To meet this growing demand for employees trained in Islamic finance, the UAE will need to significantly broaden its education and training options to ensure availability of human capital does not stall the growth of the sector. While it has a number of current executive training institutions and higher education institutions that target mid-level employees in the Islamic finance sector, the UAE does not have any programs that target new entrants interested in the field or senior level leaders. The UAE also does not have institutions which provide research and analysis that advances the field. The experiences of Bahrain and Malaysia show that research capabilities and institutions have been key structural feature of Islamic banking systems that lead to product innovation and effective regulation. Furthermore, many of the masters programs in Islamic banking and finance in the UAE remain general MBAs or masters degrees with very few specialized courses related to practical aspects of Islamic banking that are required by employers. The exceptions are Zayed University and Hamdan Bin Mohammed e-University which have in-depth course offerings in Islamic finance and economics.

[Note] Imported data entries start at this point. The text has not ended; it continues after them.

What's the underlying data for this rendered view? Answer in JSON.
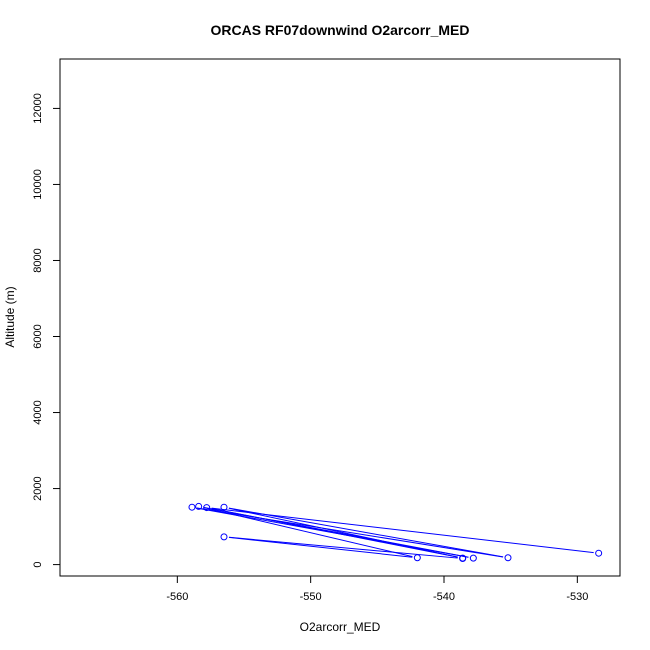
{
  "chart_data": {
    "type": "line",
    "title": "ORCAS RF07downwind O2arcorr_MED",
    "xlabel": "O2arcorr_MED",
    "ylabel": "Altitude (m)",
    "xlim": [
      -568.8,
      -526.8
    ],
    "ylim": [
      -300,
      13300
    ],
    "x_ticks": [
      -560,
      -550,
      -540,
      -530
    ],
    "y_ticks": [
      0,
      2000,
      4000,
      6000,
      8000,
      10000,
      12000
    ],
    "grid": false,
    "legend": "none",
    "series_color": "#0000ff",
    "series": [
      {
        "points": [
          {
            "x": -528.4,
            "y": 300
          },
          {
            "x": -557.8,
            "y": 1500
          },
          {
            "x": -538.6,
            "y": 170
          },
          {
            "x": -556.5,
            "y": 1510
          },
          {
            "x": -535.2,
            "y": 180
          },
          {
            "x": -558.9,
            "y": 1510
          },
          {
            "x": -537.8,
            "y": 170
          },
          {
            "x": -558.4,
            "y": 1530
          },
          {
            "x": -542.0,
            "y": 180
          },
          {
            "x": -556.5,
            "y": 730
          },
          {
            "x": -538.6,
            "y": 160
          }
        ]
      }
    ]
  }
}
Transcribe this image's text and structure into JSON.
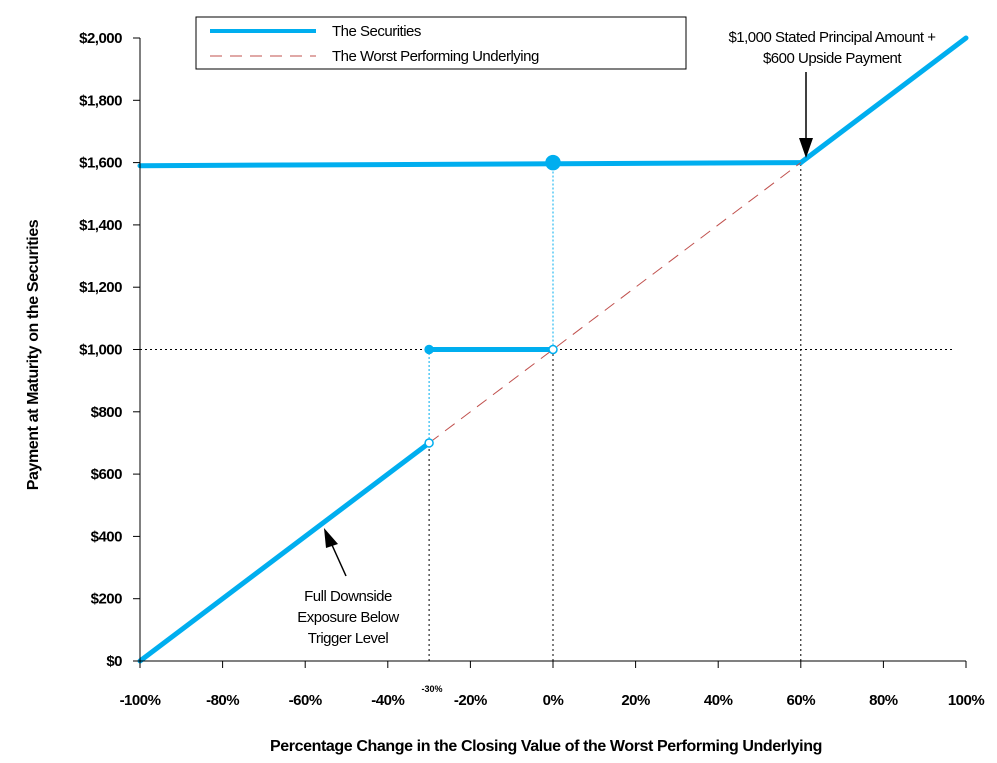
{
  "chart_data": {
    "type": "line",
    "xlabel": "Percentage Change in the Closing Value of the Worst Performing Underlying",
    "ylabel": "Payment at Maturity on the Securities",
    "xlim": [
      -100,
      100
    ],
    "ylim": [
      0,
      2000
    ],
    "x_ticks": [
      -100,
      -80,
      -60,
      -40,
      -20,
      0,
      20,
      40,
      60,
      80,
      100
    ],
    "x_tick_labels": [
      "-100%",
      "-80%",
      "-60%",
      "-40%",
      "-20%",
      "0%",
      "20%",
      "40%",
      "60%",
      "80%",
      "100%"
    ],
    "y_ticks": [
      0,
      200,
      400,
      600,
      800,
      1000,
      1200,
      1400,
      1600,
      1800,
      2000
    ],
    "y_tick_labels": [
      "$0",
      "$200",
      "$400",
      "$600",
      "$800",
      "$1,000",
      "$1,200",
      "$1,400",
      "$1,600",
      "$1,800",
      "$2,000"
    ],
    "grid": false,
    "legend_position": "top",
    "colors": {
      "securities": "#00aeef",
      "underlying": "#c0504d",
      "guide": "#000000"
    },
    "series": [
      {
        "name": "The Securities",
        "style": "solid",
        "segments": [
          [
            [
              -100,
              0
            ],
            [
              -30,
              700
            ]
          ],
          [
            [
              -30,
              1000
            ],
            [
              0,
              1000
            ]
          ],
          [
            [
              -100,
              1590
            ],
            [
              60,
              1600
            ]
          ],
          [
            [
              60,
              1600
            ],
            [
              100,
              2000
            ]
          ]
        ]
      },
      {
        "name": "The Worst Performing Underlying",
        "style": "dashed",
        "segments": [
          [
            [
              -30,
              700
            ],
            [
              60,
              1600
            ]
          ]
        ]
      }
    ],
    "markers": [
      {
        "x": -30,
        "y": 1000,
        "fill": "solid",
        "size": "small"
      },
      {
        "x": -30,
        "y": 700,
        "fill": "open",
        "size": "small"
      },
      {
        "x": 0,
        "y": 1000,
        "fill": "open",
        "size": "small"
      },
      {
        "x": 0,
        "y": 1600,
        "fill": "solid",
        "size": "large"
      }
    ],
    "reference_lines": [
      {
        "type": "horizontal",
        "y": 1000,
        "from_x": -100,
        "to_x": 100,
        "color": "black"
      },
      {
        "type": "vertical",
        "x": -30,
        "from_y": 0,
        "to_y": 700,
        "color": "black"
      },
      {
        "type": "vertical",
        "x": -30,
        "from_y": 700,
        "to_y": 1000,
        "color": "blue"
      },
      {
        "type": "vertical",
        "x": 0,
        "from_y": 0,
        "to_y": 1000,
        "color": "black"
      },
      {
        "type": "vertical",
        "x": 0,
        "from_y": 1000,
        "to_y": 1600,
        "color": "blue"
      },
      {
        "type": "vertical",
        "x": 60,
        "from_y": 0,
        "to_y": 1600,
        "color": "black"
      }
    ],
    "annotations": [
      {
        "text_lines": [
          "$1,000 Stated Principal Amount +",
          "$600 Upside Payment"
        ],
        "arrow_to": [
          60,
          1600
        ]
      },
      {
        "text_lines": [
          "Full Downside",
          "Exposure Below",
          "Trigger Level"
        ],
        "arrow_to": [
          -55,
          440
        ]
      },
      {
        "text_lines": [
          "-30%"
        ],
        "at_x": -30
      }
    ]
  }
}
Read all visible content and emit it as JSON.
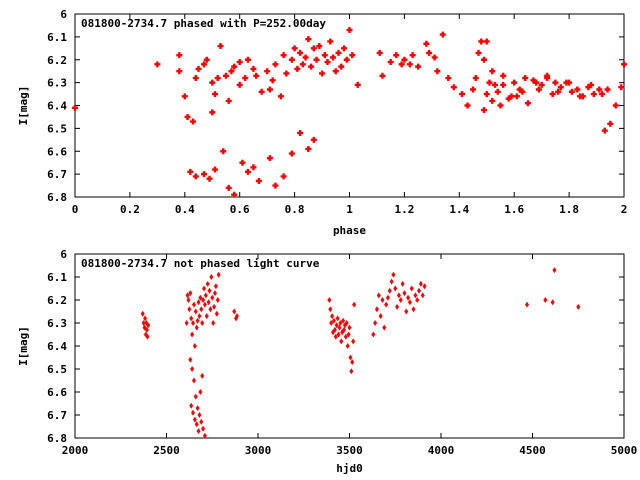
{
  "colors": {
    "points": "#ff0000",
    "axes": "#000000"
  },
  "chart_data": [
    {
      "type": "scatter",
      "title": "081800-2734.7 phased with P=252.00day",
      "xlabel": "phase",
      "ylabel": "I[mag]",
      "xlim": [
        0,
        2
      ],
      "ylim": [
        6.8,
        6
      ],
      "y_inverted": true,
      "xticks": [
        "0",
        "0.2",
        "0.4",
        "0.6",
        "0.8",
        "1",
        "1.2",
        "1.4",
        "1.6",
        "1.8",
        "2"
      ],
      "yticks": [
        "6",
        "6.1",
        "6.2",
        "6.3",
        "6.4",
        "6.5",
        "6.6",
        "6.7",
        "6.8"
      ],
      "marker": "cross",
      "grid": false,
      "x": [
        0.0,
        0.3,
        0.38,
        0.38,
        0.4,
        0.41,
        0.43,
        0.44,
        0.45,
        0.47,
        0.48,
        0.5,
        0.5,
        0.51,
        0.52,
        0.53,
        0.55,
        0.56,
        0.57,
        0.58,
        0.6,
        0.6,
        0.62,
        0.63,
        0.65,
        0.66,
        0.68,
        0.7,
        0.71,
        0.72,
        0.73,
        0.75,
        0.76,
        0.77,
        0.79,
        0.8,
        0.81,
        0.82,
        0.83,
        0.84,
        0.85,
        0.86,
        0.87,
        0.88,
        0.89,
        0.9,
        0.91,
        0.92,
        0.93,
        0.94,
        0.95,
        0.96,
        0.97,
        0.98,
        0.99,
        1.0,
        1.01,
        1.03,
        1.11,
        1.12,
        1.15,
        1.17,
        1.19,
        1.2,
        1.22,
        1.23,
        1.25,
        1.28,
        1.29,
        1.31,
        1.32,
        1.34,
        1.36,
        1.38,
        1.41,
        1.43,
        1.45,
        1.46,
        1.47,
        1.48,
        1.49,
        1.5,
        1.51,
        1.52,
        1.54,
        1.55,
        1.56,
        1.58,
        1.6,
        1.61,
        1.63,
        1.65,
        1.67,
        1.69,
        1.7,
        1.72,
        1.74,
        1.75,
        1.77,
        1.79,
        1.81,
        1.83,
        1.85,
        1.87,
        1.89,
        1.91,
        1.93,
        1.95,
        1.97,
        1.99,
        2.0,
        0.42,
        0.44,
        0.47,
        0.49,
        0.51,
        0.54,
        0.56,
        0.58,
        0.61,
        0.63,
        0.65,
        0.67,
        0.71,
        0.73,
        0.76,
        0.79,
        0.82,
        0.85,
        0.87,
        1.49,
        1.5,
        1.52,
        1.53,
        1.56,
        1.59,
        1.62,
        1.64,
        1.68,
        1.72,
        1.76,
        1.8,
        1.84,
        1.88,
        1.92,
        1.94
      ],
      "y": [
        6.41,
        6.22,
        6.25,
        6.18,
        6.36,
        6.45,
        6.47,
        6.28,
        6.24,
        6.22,
        6.2,
        6.3,
        6.43,
        6.35,
        6.28,
        6.14,
        6.27,
        6.38,
        6.25,
        6.23,
        6.31,
        6.21,
        6.28,
        6.2,
        6.24,
        6.27,
        6.34,
        6.25,
        6.33,
        6.29,
        6.22,
        6.36,
        6.18,
        6.26,
        6.2,
        6.15,
        6.24,
        6.17,
        6.22,
        6.19,
        6.11,
        6.23,
        6.15,
        6.2,
        6.14,
        6.26,
        6.18,
        6.21,
        6.12,
        6.19,
        6.25,
        6.17,
        6.23,
        6.15,
        6.2,
        6.07,
        6.18,
        6.31,
        6.17,
        6.27,
        6.21,
        6.18,
        6.22,
        6.2,
        6.22,
        6.18,
        6.23,
        6.13,
        6.17,
        6.19,
        6.25,
        6.09,
        6.28,
        6.32,
        6.35,
        6.4,
        6.33,
        6.28,
        6.17,
        6.12,
        6.42,
        6.35,
        6.3,
        6.38,
        6.34,
        6.4,
        6.31,
        6.37,
        6.3,
        6.36,
        6.34,
        6.39,
        6.29,
        6.33,
        6.31,
        6.28,
        6.35,
        6.3,
        6.32,
        6.3,
        6.34,
        6.33,
        6.36,
        6.32,
        6.35,
        6.33,
        6.51,
        6.48,
        6.4,
        6.32,
        6.22,
        6.69,
        6.71,
        6.7,
        6.72,
        6.68,
        6.6,
        6.76,
        6.79,
        6.65,
        6.69,
        6.67,
        6.73,
        6.63,
        6.75,
        6.71,
        6.61,
        6.52,
        6.59,
        6.55,
        6.2,
        6.12,
        6.25,
        6.31,
        6.27,
        6.36,
        6.33,
        6.28,
        6.3,
        6.27,
        6.34,
        6.3,
        6.36,
        6.31,
        6.35,
        6.33
      ]
    },
    {
      "type": "scatter",
      "title": "081800-2734.7 not phased light curve",
      "xlabel": "hjd0",
      "ylabel": "I[mag]",
      "xlim": [
        2000,
        5000
      ],
      "ylim": [
        6.8,
        6
      ],
      "y_inverted": true,
      "xticks": [
        "2000",
        "2500",
        "3000",
        "3500",
        "4000",
        "4500",
        "5000"
      ],
      "yticks": [
        "6",
        "6.1",
        "6.2",
        "6.3",
        "6.4",
        "6.5",
        "6.6",
        "6.7",
        "6.8"
      ],
      "marker": "diamond",
      "grid": false,
      "x": [
        2370,
        2375,
        2380,
        2383,
        2387,
        2390,
        2393,
        2396,
        2400,
        2610,
        2615,
        2620,
        2625,
        2630,
        2635,
        2640,
        2645,
        2650,
        2655,
        2660,
        2665,
        2670,
        2675,
        2680,
        2685,
        2690,
        2695,
        2700,
        2705,
        2710,
        2715,
        2720,
        2725,
        2730,
        2735,
        2740,
        2745,
        2750,
        2755,
        2760,
        2765,
        2770,
        2775,
        2780,
        2785,
        2630,
        2640,
        2650,
        2660,
        2670,
        2680,
        2690,
        2700,
        2710,
        2635,
        2645,
        2655,
        2665,
        2675,
        2685,
        2695,
        2870,
        2880,
        2885,
        3390,
        3395,
        3400,
        3405,
        3410,
        3415,
        3420,
        3425,
        3430,
        3435,
        3440,
        3445,
        3450,
        3455,
        3460,
        3465,
        3470,
        3475,
        3480,
        3485,
        3490,
        3495,
        3500,
        3505,
        3510,
        3515,
        3520,
        3525,
        3630,
        3640,
        3650,
        3660,
        3670,
        3680,
        3690,
        3700,
        3710,
        3720,
        3730,
        3740,
        3750,
        3760,
        3770,
        3780,
        3790,
        3800,
        3810,
        3820,
        3830,
        3840,
        3850,
        3860,
        3870,
        3880,
        3890,
        3900,
        3910,
        4470,
        4570,
        4610,
        4620,
        4750
      ],
      "y": [
        6.26,
        6.3,
        6.32,
        6.28,
        6.35,
        6.3,
        6.33,
        6.36,
        6.31,
        6.3,
        6.18,
        6.2,
        6.24,
        6.17,
        6.28,
        6.35,
        6.3,
        6.22,
        6.4,
        6.25,
        6.32,
        6.29,
        6.21,
        6.27,
        6.19,
        6.24,
        6.3,
        6.2,
        6.15,
        6.22,
        6.18,
        6.27,
        6.13,
        6.21,
        6.16,
        6.24,
        6.1,
        6.19,
        6.3,
        6.23,
        6.17,
        6.14,
        6.26,
        6.2,
        6.09,
        6.46,
        6.5,
        6.55,
        6.62,
        6.67,
        6.7,
        6.73,
        6.76,
        6.79,
        6.66,
        6.69,
        6.72,
        6.74,
        6.77,
        6.6,
        6.53,
        6.25,
        6.28,
        6.27,
        6.2,
        6.24,
        6.3,
        6.27,
        6.34,
        6.29,
        6.33,
        6.36,
        6.31,
        6.28,
        6.35,
        6.32,
        6.3,
        6.38,
        6.34,
        6.29,
        6.33,
        6.31,
        6.36,
        6.3,
        6.4,
        6.35,
        6.32,
        6.45,
        6.51,
        6.47,
        6.38,
        6.22,
        6.35,
        6.3,
        6.24,
        6.18,
        6.27,
        6.2,
        6.32,
        6.22,
        6.19,
        6.16,
        6.12,
        6.09,
        6.15,
        6.23,
        6.18,
        6.2,
        6.13,
        6.17,
        6.25,
        6.19,
        6.21,
        6.15,
        6.24,
        6.18,
        6.2,
        6.16,
        6.13,
        6.18,
        6.14,
        6.22,
        6.2,
        6.21,
        6.07,
        6.23
      ]
    }
  ]
}
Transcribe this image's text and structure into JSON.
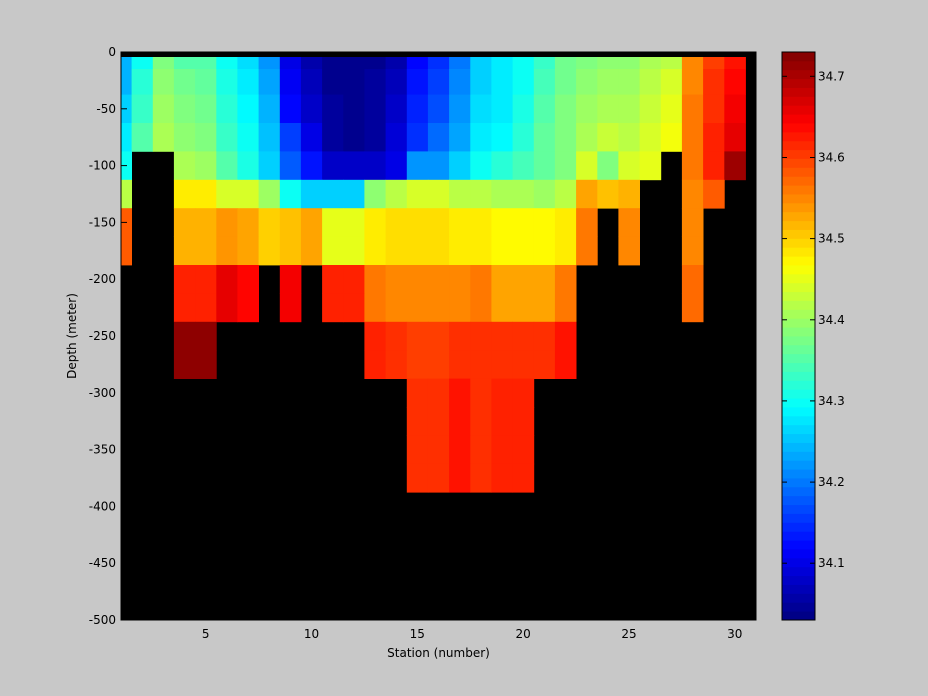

Abu Dhabi Council for Economic Development: How can the setting up of a new financial center in Abu Dhabi help Islamic financial institutions and the industry as a whole?

Schwalje: The UAE’s largest Islamic banks do not presently operate in financial centers. However, the Abu Dhabi World Financial Market has the potential to attract regional banks from the GCC as well as international banks who want to enter the UAE market. The new financial center also has the potential to enhance the diversity of financial providers in the sector by attracting non-banking financial companies such as mutual funds, insurance companies, and other institutions. However, it is unclear to what extent such a center will be able to operate independently of federal laws which very clearly convey the powers of licensing, supervision, and inspection of Islamic financial institutions to the Central Bank.